Paiva'nın yüzü asıldığında kolunu ona dolayarak kendisine çekti. "Surat asma küçük kardeş. Elimden geleni yapıyorum ama herkesin önceliği vardır."
"Bir gün benden daha çok değer verdiğin biri olacaktır, buna inanıyorum."
"Öyle mi dersin? McCool ile bir sohbet ayarlamalıyım. Éirinn ve senin değerin üzerine."
"Ah yapma!" Paiva eğleniyor gibiydi. Druce'un yıllar boyu hazırlandığı planı sırf onu sevdiği için ikinci plana atması ona umut veriyordu. Druce sevmeyi bilen bir adamdı.
"Neden? Aynı şey değil mi? Ağabeyler küçük kardeşlerine daima değer verirler. Bir kadın buna engel olamaz."
"Onları aile olarak görmediğin için böyle düşünüyorsun."
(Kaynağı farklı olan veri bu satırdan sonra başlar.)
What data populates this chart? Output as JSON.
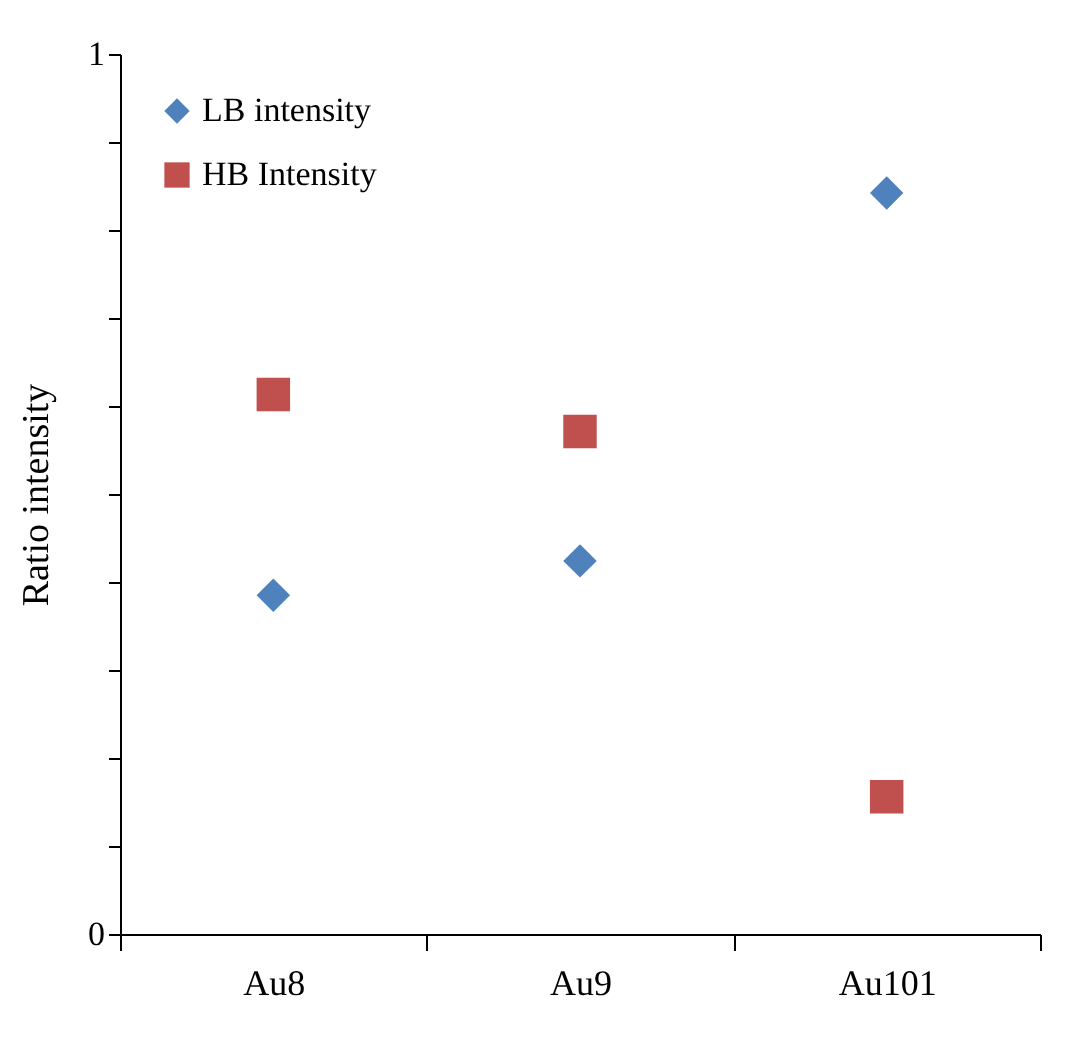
{
  "chart_data": {
    "type": "scatter",
    "ylabel": "Ratio intensity",
    "categories": [
      "Au8",
      "Au9",
      "Au101"
    ],
    "series": [
      {
        "name": "LB intensity",
        "color": "#4f81bd",
        "marker": "diamond",
        "values": [
          0.385,
          0.424,
          0.842
        ]
      },
      {
        "name": "HB Intensity",
        "color": "#c0504d",
        "marker": "square",
        "values": [
          0.613,
          0.571,
          0.156
        ]
      }
    ],
    "ylim": [
      0,
      1
    ],
    "yticks": [
      0,
      {
        "value": 0.1,
        "label": null
      },
      {
        "value": 0.2,
        "label": null
      },
      {
        "value": 0.3,
        "label": null
      },
      {
        "value": 0.4,
        "label": null
      },
      {
        "value": 0.5,
        "label": null
      },
      {
        "value": 0.6,
        "label": null
      },
      {
        "value": 0.7,
        "label": null
      },
      {
        "value": 0.8,
        "label": null
      },
      {
        "value": 0.9,
        "label": null
      },
      1
    ],
    "grid": false,
    "legend": "top left"
  }
}
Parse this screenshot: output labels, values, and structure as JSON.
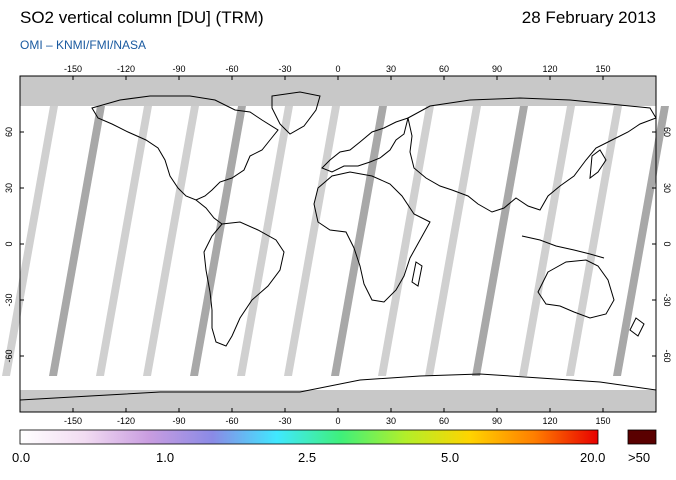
{
  "title": "SO2 vertical column [DU] (TRM)",
  "date": "28 February 2013",
  "source": "OMI – KNMI/FMI/NASA",
  "map": {
    "lon_ticks": [
      -150,
      -120,
      -90,
      -60,
      -30,
      0,
      30,
      60,
      90,
      120,
      150
    ],
    "lat_ticks": [
      60,
      30,
      0,
      -30,
      -60
    ],
    "lon_range": [
      -180,
      180
    ],
    "lat_range": [
      -90,
      90
    ],
    "projection": "equirectangular",
    "no_data_color": "#c8c8c8",
    "background_color": "#ffffff"
  },
  "colorbar": {
    "labels": [
      "0.0",
      "1.0",
      "2.5",
      "5.0",
      "20.0"
    ],
    "overflow_label": ">50",
    "overflow_color": "#5a0000",
    "stops": [
      "#ffffff",
      "#f2dcf2",
      "#c99de0",
      "#8a8ae6",
      "#40e8ff",
      "#3ff07a",
      "#b2ef2a",
      "#ffd400",
      "#ff7f00",
      "#e80000"
    ]
  }
}
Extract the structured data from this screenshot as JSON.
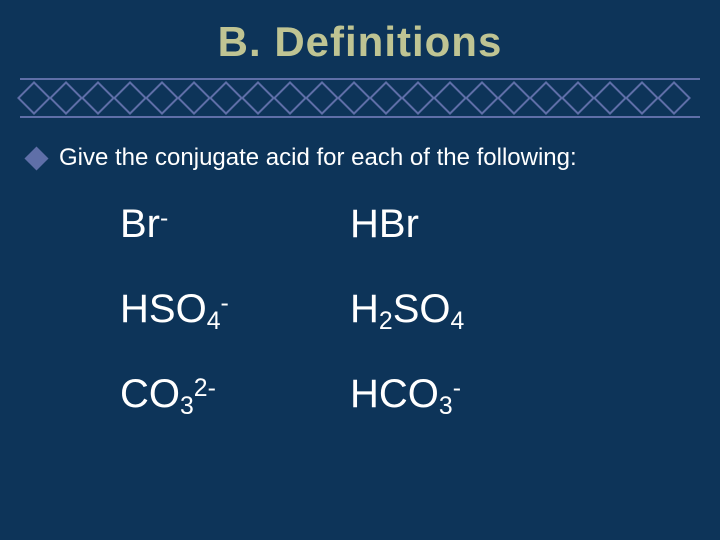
{
  "background_color": "#0d3459",
  "title_color": "#bfc493",
  "divider_color": "#5f6fa8",
  "text_color": "#ffffff",
  "title": "B. Definitions",
  "diamond_count": 21,
  "prompt": "Give the conjugate acid for each of the following:",
  "rows": [
    {
      "left_base": "Br",
      "left_sub": "",
      "left_sup": " -",
      "right_base": "HBr",
      "right_sub": "",
      "right_sup": ""
    },
    {
      "left_base": "HSO",
      "left_sub": "4",
      "left_sup": "-",
      "right_pre": "H",
      "right_presub": "2",
      "right_base": "SO",
      "right_sub": "4",
      "right_sup": ""
    },
    {
      "left_base": "CO",
      "left_sub": "3",
      "left_sup": "2-",
      "right_pre": "HCO",
      "right_presub": "3",
      "right_base": "",
      "right_sub": "",
      "right_sup": "-"
    }
  ],
  "fonts": {
    "title_size": 42,
    "prompt_size": 24,
    "cell_size": 40
  }
}
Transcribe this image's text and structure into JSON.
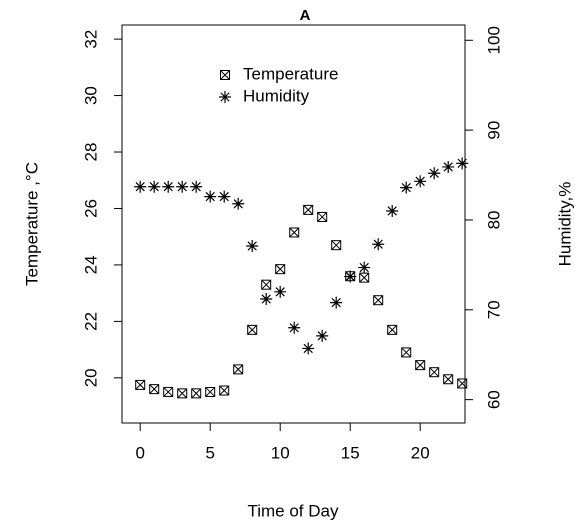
{
  "chart_data": {
    "type": "scatter",
    "title": "A",
    "x_label": "Time of Day",
    "y_label": "Temperature ,°C",
    "y2_label": "Humidity,%",
    "x": [
      0,
      1,
      2,
      3,
      4,
      5,
      6,
      7,
      8,
      9,
      10,
      11,
      12,
      13,
      14,
      15,
      16,
      17,
      18,
      19,
      20,
      21,
      22,
      23
    ],
    "series": [
      {
        "name": "Temperature",
        "color": "#000000",
        "marker": "boxx",
        "values": [
          19.75,
          19.6,
          19.5,
          19.45,
          19.45,
          19.5,
          19.55,
          20.3,
          21.7,
          23.3,
          23.85,
          25.15,
          25.95,
          25.7,
          24.7,
          23.6,
          23.55,
          22.75,
          21.7,
          20.9,
          20.45,
          20.2,
          19.95,
          19.8
        ]
      },
      {
        "name": "Humidity",
        "color": "#000000",
        "marker": "star",
        "axis": "y2",
        "values": [
          83.7,
          83.7,
          83.7,
          83.7,
          83.7,
          82.6,
          82.6,
          81.8,
          77.1,
          71.2,
          72.0,
          68.0,
          65.7,
          67.1,
          70.8,
          73.7,
          74.7,
          77.3,
          81.0,
          83.6,
          84.3,
          85.2,
          85.9,
          86.3
        ]
      }
    ],
    "xlim": [
      -1.3,
      23.2
    ],
    "xticks": [
      0,
      5,
      10,
      15,
      20
    ],
    "ylim": [
      18.4,
      32.5
    ],
    "yticks": [
      20,
      22,
      24,
      26,
      28,
      30,
      32
    ],
    "y2lim": [
      57.4,
      101.7
    ],
    "y2ticks": [
      60,
      70,
      80,
      90,
      100
    ],
    "legend": "top"
  }
}
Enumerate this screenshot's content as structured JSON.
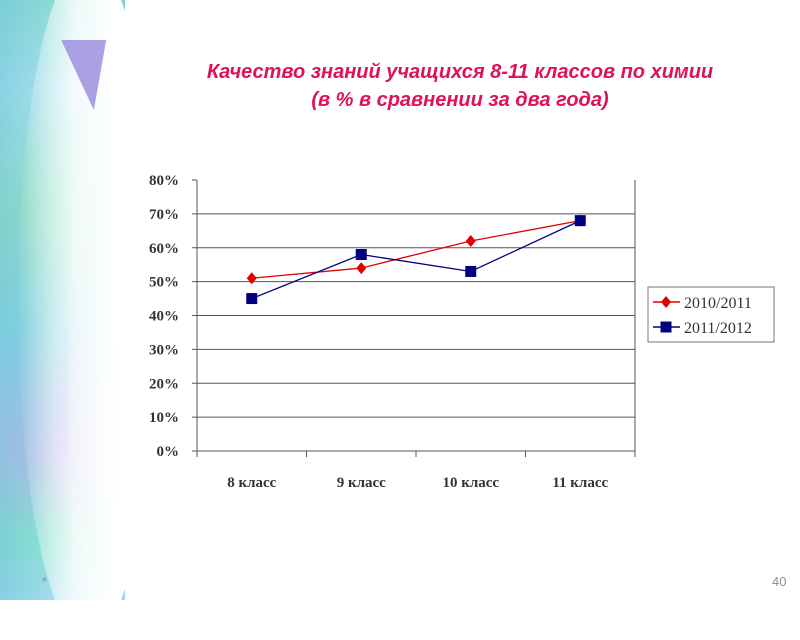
{
  "slide": {
    "footer_left": "*",
    "page_number": "40"
  },
  "chart_data": {
    "type": "line",
    "title": "Качество знаний учащихся 8-11 классов по химии",
    "subtitle": "(в % в сравнении за два года)",
    "categories": [
      "8 класс",
      "9 класс",
      "10 класс",
      "11 класс"
    ],
    "series": [
      {
        "name": "2010/2011",
        "values": [
          51,
          54,
          62,
          68
        ],
        "color": "#e00000",
        "marker": "diamond"
      },
      {
        "name": "2011/2012",
        "values": [
          45,
          58,
          53,
          68
        ],
        "color": "#000080",
        "marker": "square"
      }
    ],
    "yticks": [
      "0%",
      "10%",
      "20%",
      "30%",
      "40%",
      "50%",
      "60%",
      "70%",
      "80%"
    ],
    "ylim": [
      0,
      80
    ],
    "xlabel": "",
    "ylabel": "",
    "grid": true,
    "legend": "right"
  }
}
"Nereden biliyorsun bakalım çok bilmiş. Belki görüyorum."
Paiva heyecanla ellerini çırptığında ikisi de kahkahalarına engel olamadı. Sonra bir kez daha başlarını göğe kaldırıp gecenin sessizliğine sığındılar. Yıldızlar göz kırparak onlara selam veriyordu sanki. Birlikte olduklarına inanamıyormuş gibi ara sıra birbirlerine bakıp gülümsüyorlardı.
"Burası minik bir dünya olmuş. Denizin kokusunu alabiliyorum. Çok uzakta olamaz."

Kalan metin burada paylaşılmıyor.